Wardi, du réalisateur norvégien Mats Grorud, est un film d’animation localisé dans le camp palestinien de Bourj el Barajneh, quartier de Beyrouth.

Les trop rares films palestiniens, ou faisant entendre des voix palestiniennes, sont souvent de beaux films ; malgré leurs mauvaises dispositions, les critiques, lorsqu’ils en parlent, au lieu de le nier, mettent plutôt en œuvre divers procédés pour les affaiblir et les neutraliser.

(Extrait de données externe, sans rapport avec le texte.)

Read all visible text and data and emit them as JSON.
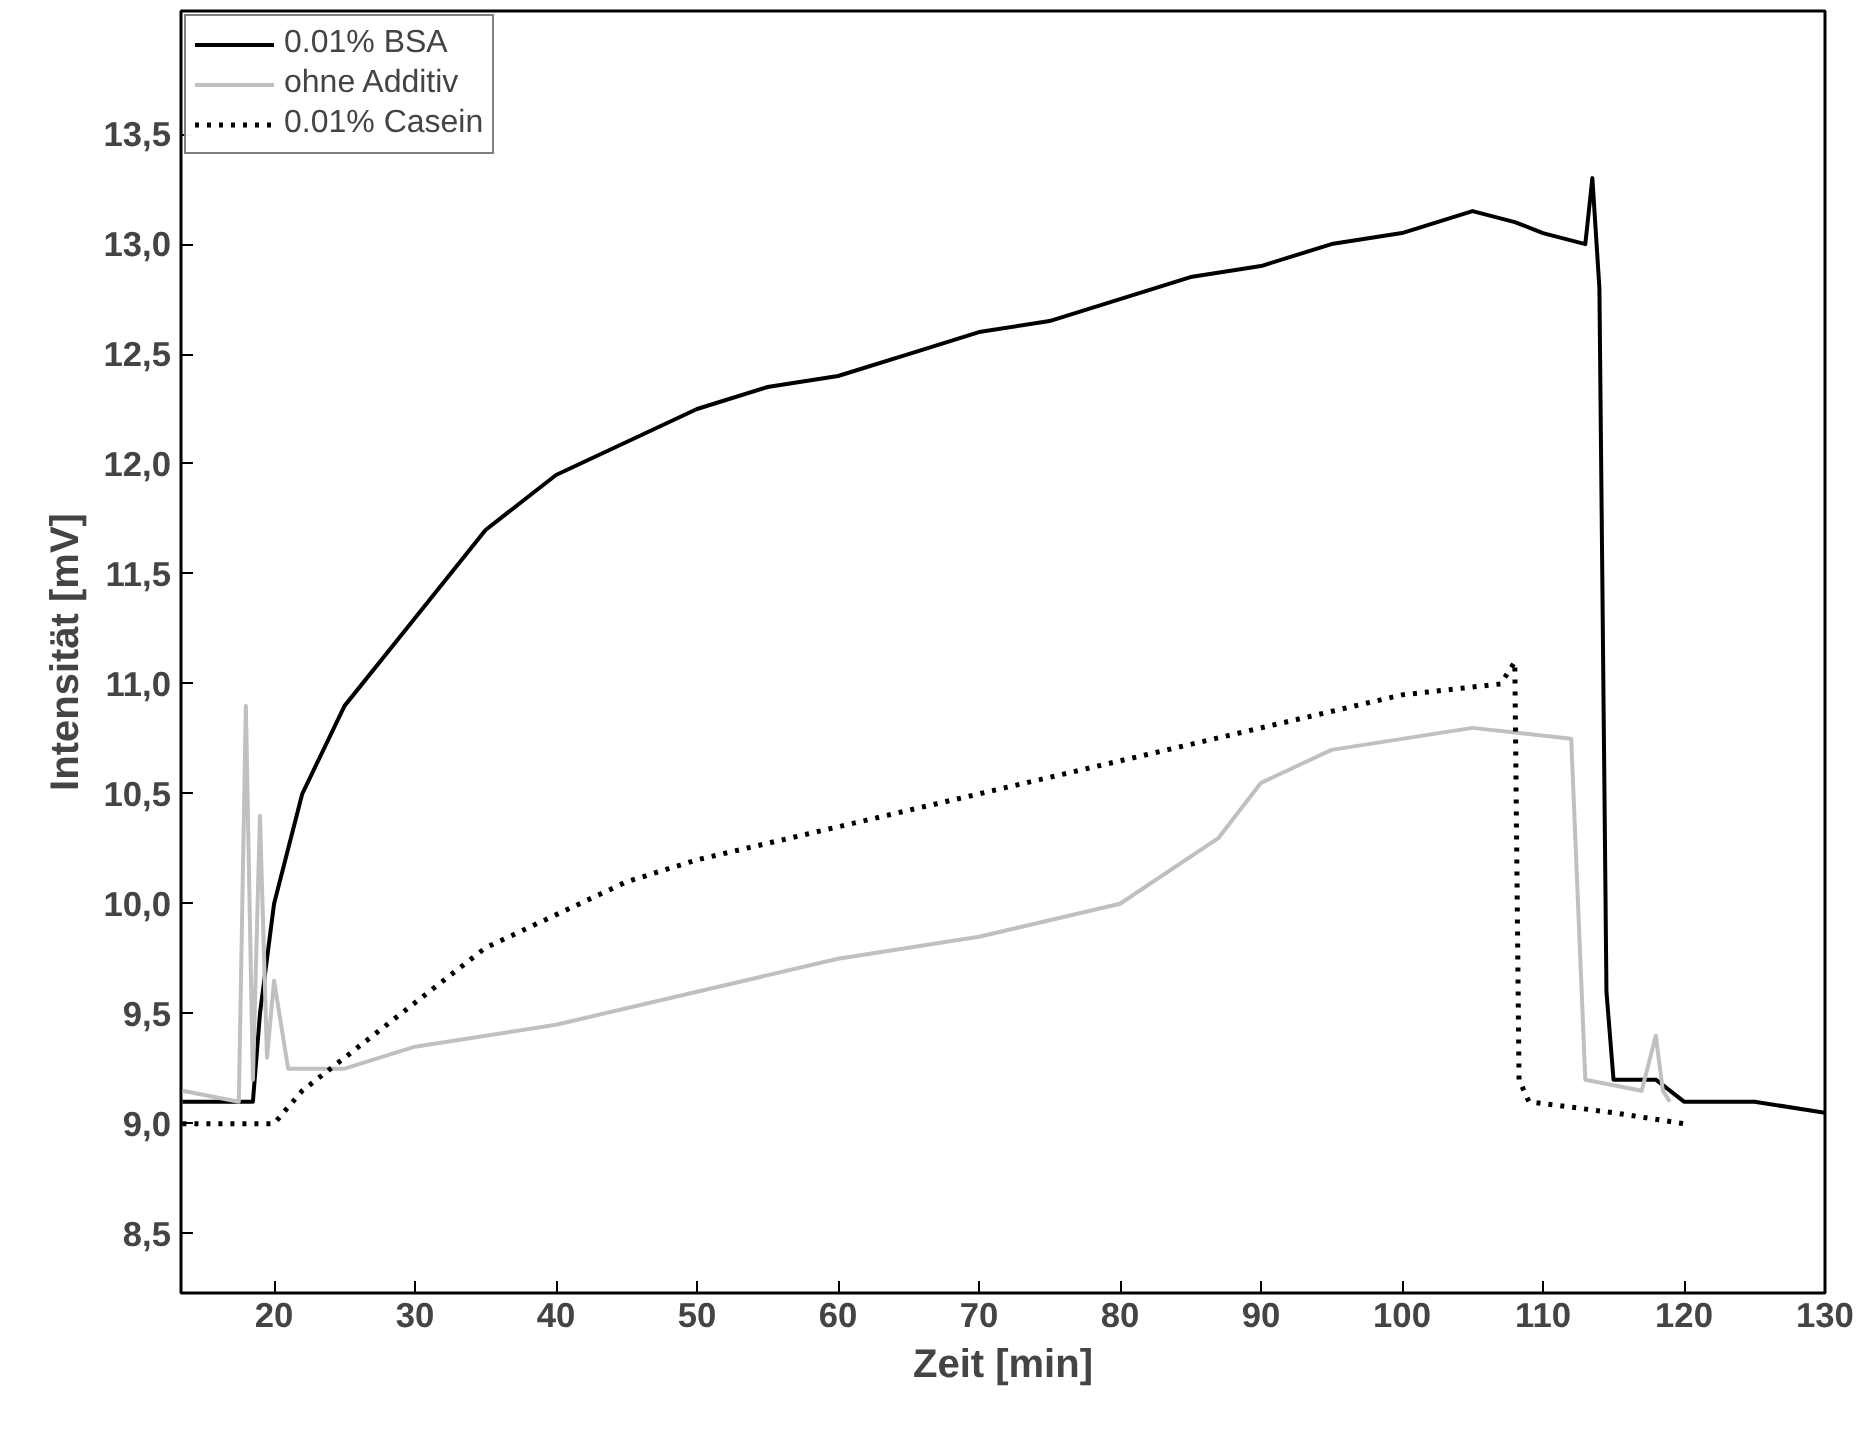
{
  "chart_data": {
    "type": "line",
    "xlabel": "Zeit [min]",
    "ylabel": "Intensität [mV]",
    "xlim": [
      13.4,
      130
    ],
    "ylim": [
      8.23,
      14.06
    ],
    "xticks": [
      20,
      30,
      40,
      50,
      60,
      70,
      80,
      90,
      100,
      110,
      120,
      130
    ],
    "yticks": [
      {
        "value": 8.5,
        "label": "8,5"
      },
      {
        "value": 9.0,
        "label": "9,0"
      },
      {
        "value": 9.5,
        "label": "9,5"
      },
      {
        "value": 10.0,
        "label": "10,0"
      },
      {
        "value": 10.5,
        "label": "10,5"
      },
      {
        "value": 11.0,
        "label": "11,0"
      },
      {
        "value": 11.5,
        "label": "11,5"
      },
      {
        "value": 12.0,
        "label": "12,0"
      },
      {
        "value": 12.5,
        "label": "12,5"
      },
      {
        "value": 13.0,
        "label": "13,0"
      },
      {
        "value": 13.5,
        "label": "13,5"
      }
    ],
    "grid": false,
    "legend": "top left",
    "marker": "none",
    "series": [
      {
        "name": "0.01% BSA",
        "color": "#000000",
        "line_style": "solid",
        "x": [
          13.5,
          16,
          18,
          18.5,
          19,
          20,
          22,
          25,
          30,
          35,
          40,
          45,
          50,
          55,
          60,
          65,
          70,
          75,
          80,
          85,
          90,
          95,
          100,
          105,
          108,
          110,
          113,
          113.5,
          114,
          114.5,
          115,
          118,
          120,
          125,
          130
        ],
        "values": [
          9.1,
          9.1,
          9.1,
          9.1,
          9.5,
          10.0,
          10.5,
          10.9,
          11.3,
          11.7,
          11.95,
          12.1,
          12.25,
          12.35,
          12.4,
          12.5,
          12.6,
          12.65,
          12.75,
          12.85,
          12.9,
          13.0,
          13.05,
          13.15,
          13.1,
          13.05,
          13.0,
          13.3,
          12.8,
          9.6,
          9.2,
          9.2,
          9.1,
          9.1,
          9.05
        ]
      },
      {
        "name": "ohne Additiv",
        "color": "#c0c0c0",
        "line_style": "solid",
        "x": [
          13.5,
          17.5,
          18,
          18.5,
          19,
          19.5,
          20,
          21,
          25,
          30,
          40,
          50,
          60,
          70,
          80,
          87,
          90,
          95,
          100,
          105,
          112,
          113,
          117,
          118,
          118.5,
          119
        ],
        "values": [
          9.15,
          9.1,
          10.9,
          9.2,
          10.4,
          9.3,
          9.65,
          9.25,
          9.25,
          9.35,
          9.45,
          9.6,
          9.75,
          9.85,
          10.0,
          10.3,
          10.55,
          10.7,
          10.75,
          10.8,
          10.75,
          9.2,
          9.15,
          9.4,
          9.15,
          9.1
        ]
      },
      {
        "name": "0.01% Casein",
        "color": "#000000",
        "line_style": "dotted",
        "x": [
          13.5,
          19,
          20,
          22,
          25,
          30,
          35,
          40,
          45,
          50,
          60,
          70,
          80,
          90,
          100,
          107,
          108,
          108.3,
          109,
          115,
          120
        ],
        "values": [
          9.0,
          9.0,
          9.0,
          9.15,
          9.3,
          9.55,
          9.8,
          9.95,
          10.1,
          10.2,
          10.35,
          10.5,
          10.65,
          10.8,
          10.95,
          11.0,
          11.1,
          9.2,
          9.1,
          9.05,
          9.0
        ]
      }
    ]
  }
}
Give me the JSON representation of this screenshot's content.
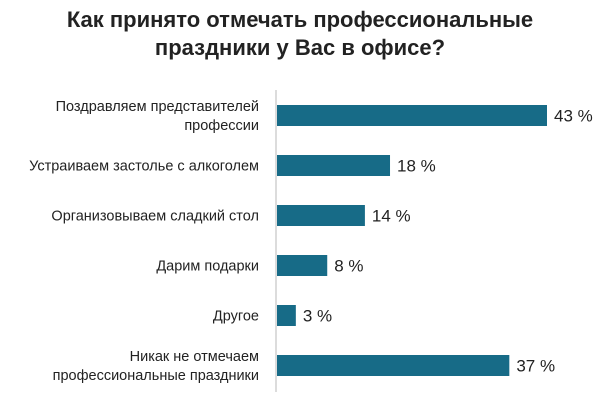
{
  "chart_data": {
    "type": "bar",
    "orientation": "horizontal",
    "title_lines": [
      "Как принято отмечать профессиональные",
      "праздники у Вас в офисе?"
    ],
    "categories": [
      [
        "Поздравляем представителей",
        "профессии"
      ],
      [
        "Устраиваем застолье с алкоголем"
      ],
      [
        "Организовываем сладкий стол"
      ],
      [
        "Дарим подарки"
      ],
      [
        "Другое"
      ],
      [
        "Никак не отмечаем",
        "профессиональные праздники"
      ]
    ],
    "values": [
      43,
      18,
      14,
      8,
      3,
      37
    ],
    "value_labels": [
      "43 %",
      "18 %",
      "14 %",
      "8 %",
      "3 %",
      "37 %"
    ],
    "unit": "%",
    "bar_color": "#176b87",
    "axis_color": "#b8b8b8",
    "xlim": [
      0,
      43
    ],
    "grid": false,
    "legend": "none"
  }
}
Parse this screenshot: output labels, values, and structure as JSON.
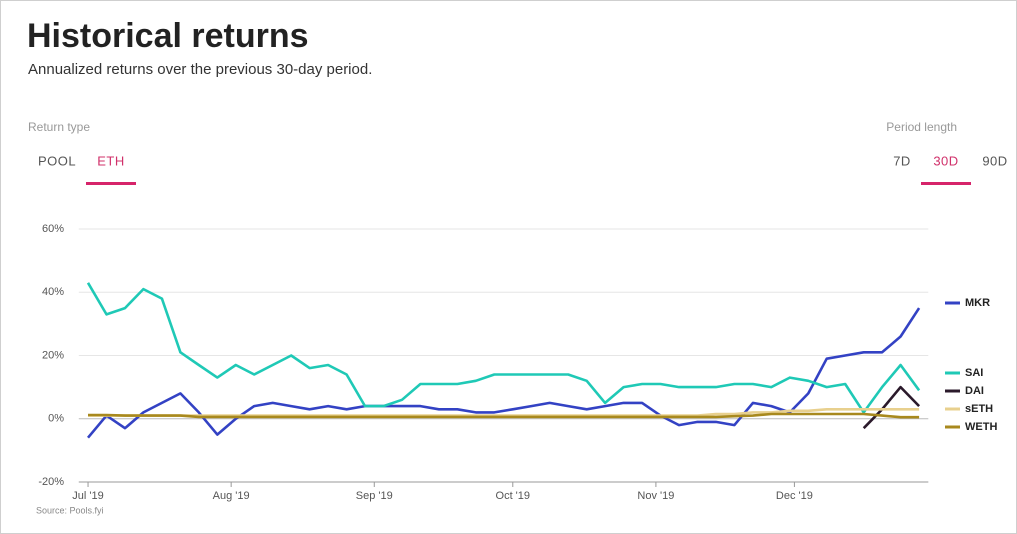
{
  "header": {
    "title": "Historical returns",
    "subtitle": "Annualized returns over the previous 30-day period."
  },
  "controls": {
    "return_type": {
      "label": "Return type",
      "options": [
        "POOL",
        "ETH"
      ],
      "active": 1
    },
    "period_length": {
      "label": "Period length",
      "options": [
        "7D",
        "30D",
        "90D"
      ],
      "active": 1
    }
  },
  "chart_data": {
    "type": "line",
    "source": "Source: Pools.fyi",
    "x": [
      0,
      4,
      8,
      12,
      16,
      20,
      24,
      28,
      32,
      36,
      40,
      44,
      48,
      52,
      56,
      60,
      64,
      68,
      72,
      76,
      80,
      84,
      88,
      92,
      96,
      100,
      104,
      108,
      112,
      116,
      120,
      124,
      128,
      132,
      136,
      140,
      144,
      148,
      152,
      156,
      160,
      164,
      168,
      172,
      176,
      180
    ],
    "xlim": [
      -2,
      182
    ],
    "xticks": [
      {
        "value": 0,
        "label": "Jul '19"
      },
      {
        "value": 31,
        "label": "Aug '19"
      },
      {
        "value": 62,
        "label": "Sep '19"
      },
      {
        "value": 92,
        "label": "Oct '19"
      },
      {
        "value": 123,
        "label": "Nov '19"
      },
      {
        "value": 153,
        "label": "Dec '19"
      }
    ],
    "ylim": [
      -20,
      60
    ],
    "yticks": [
      {
        "value": -20,
        "label": "-20%"
      },
      {
        "value": 0,
        "label": "0%"
      },
      {
        "value": 20,
        "label": "20%"
      },
      {
        "value": 40,
        "label": "40%"
      },
      {
        "value": 60,
        "label": "60%"
      }
    ],
    "grid": true,
    "legend": "right",
    "series": [
      {
        "name": "MKR",
        "color": "#3342c4",
        "values": [
          -6,
          1,
          -3,
          2,
          5,
          8,
          2,
          -5,
          0,
          4,
          5,
          4,
          3,
          4,
          3,
          4,
          4,
          4,
          4,
          3,
          3,
          2,
          2,
          3,
          4,
          5,
          4,
          3,
          4,
          5,
          5,
          1,
          -2,
          -1,
          -1,
          -2,
          5,
          4,
          2,
          8,
          19,
          20,
          21,
          21,
          26,
          35
        ]
      },
      {
        "name": "SAI",
        "color": "#1fc9b6",
        "values": [
          43,
          33,
          35,
          41,
          38,
          21,
          17,
          13,
          17,
          14,
          17,
          20,
          16,
          17,
          14,
          4,
          4,
          6,
          11,
          11,
          11,
          12,
          14,
          14,
          14,
          14,
          14,
          12,
          5,
          10,
          11,
          11,
          10,
          10,
          10,
          11,
          11,
          10,
          13,
          12,
          10,
          11,
          2,
          10,
          17,
          9
        ]
      },
      {
        "name": "DAI",
        "color": "#2b1a2b",
        "values": [
          null,
          null,
          null,
          null,
          null,
          null,
          null,
          null,
          null,
          null,
          null,
          null,
          null,
          null,
          null,
          null,
          null,
          null,
          null,
          null,
          null,
          null,
          null,
          null,
          null,
          null,
          null,
          null,
          null,
          null,
          null,
          null,
          null,
          null,
          null,
          null,
          null,
          null,
          null,
          null,
          null,
          null,
          -3,
          3,
          10,
          4
        ]
      },
      {
        "name": "sETH",
        "color": "#e8d08e",
        "values": [
          1,
          1,
          1,
          1,
          1,
          1,
          1,
          1,
          1,
          1,
          1,
          1,
          1,
          1,
          1,
          1,
          1,
          1,
          1,
          1,
          1,
          1,
          1,
          1,
          1,
          1,
          1,
          1,
          1,
          1,
          1,
          1,
          1,
          1,
          1.5,
          1.5,
          2,
          2,
          2.5,
          2.5,
          3,
          3,
          3,
          3,
          3,
          3
        ]
      },
      {
        "name": "WETH",
        "color": "#a8891e",
        "values": [
          1.2,
          1.2,
          1,
          1,
          1,
          1,
          0.6,
          0.6,
          0.6,
          0.6,
          0.6,
          0.6,
          0.6,
          0.6,
          0.6,
          0.6,
          0.6,
          0.6,
          0.6,
          0.6,
          0.6,
          0.6,
          0.6,
          0.6,
          0.6,
          0.6,
          0.6,
          0.6,
          0.6,
          0.6,
          0.6,
          0.6,
          0.6,
          0.6,
          0.6,
          0.8,
          1,
          1.5,
          1.5,
          1.5,
          1.5,
          1.5,
          1.5,
          1,
          0.5,
          0.5
        ]
      }
    ]
  }
}
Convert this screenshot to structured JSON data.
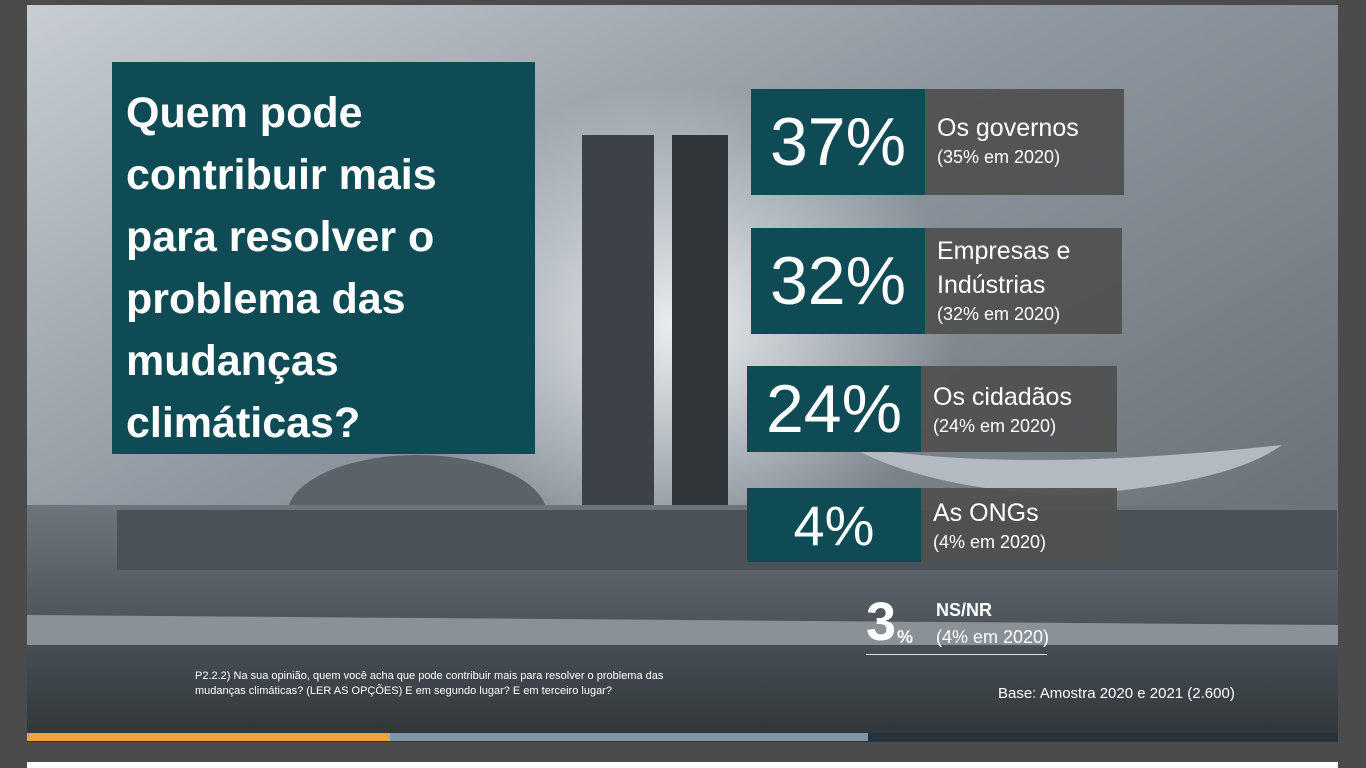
{
  "title": "Quem pode contribuir mais para resolver o problema das mudanças climáticas?",
  "items": [
    {
      "value": "37%",
      "label": "Os governos",
      "previous": "(35% em 2020)"
    },
    {
      "value": "32%",
      "label": "Empresas e Indústrias",
      "previous": "(32% em 2020)"
    },
    {
      "value": "24%",
      "label": "Os cidadãos",
      "previous": "(24% em 2020)"
    },
    {
      "value": "4%",
      "label": "As ONGs",
      "previous": "(4% em 2020)"
    }
  ],
  "other": {
    "value": "3",
    "unit": "%",
    "label": "NS/NR",
    "previous": "(4% em 2020)"
  },
  "footnote": "P2.2.2) Na sua opinião, quem você acha que pode contribuir mais para resolver o problema das mudanças climáticas? (LER AS OPÇÕES) E em segundo lugar? E em terceiro lugar?",
  "base": "Base: Amostra 2020 e 2021 (2.600)"
}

Il est donc intéressant de jeter un coup d’œil sur quelques sites de cinéma avant de parler du film lui-même.

aVoir-aLire introduit ainsi le film : « Sidi a été chassé de son village en 1948. » Par qui ? Pourquoi ? Ces lacunes ne sont pas innocentes, et on n’est pas surpris de lire en conclusion : « Wardi prouve que, quelle que soit la région du monde dans laquelle on vit, les histoires des peuples se rejoignent » ! On reconnaît le procédé de la généralisation pseudo-humaniste, qui renvoie bourreaux et victimes dos à dos, façon « Si tous les gars du monde … », ou « si toutes les femmes du monde », comme dans Les Citronniers : qu’on soit femme de ministre israélien, ou palestinienne exilée dans son propre pays, entre femmes, on se comprend toujours.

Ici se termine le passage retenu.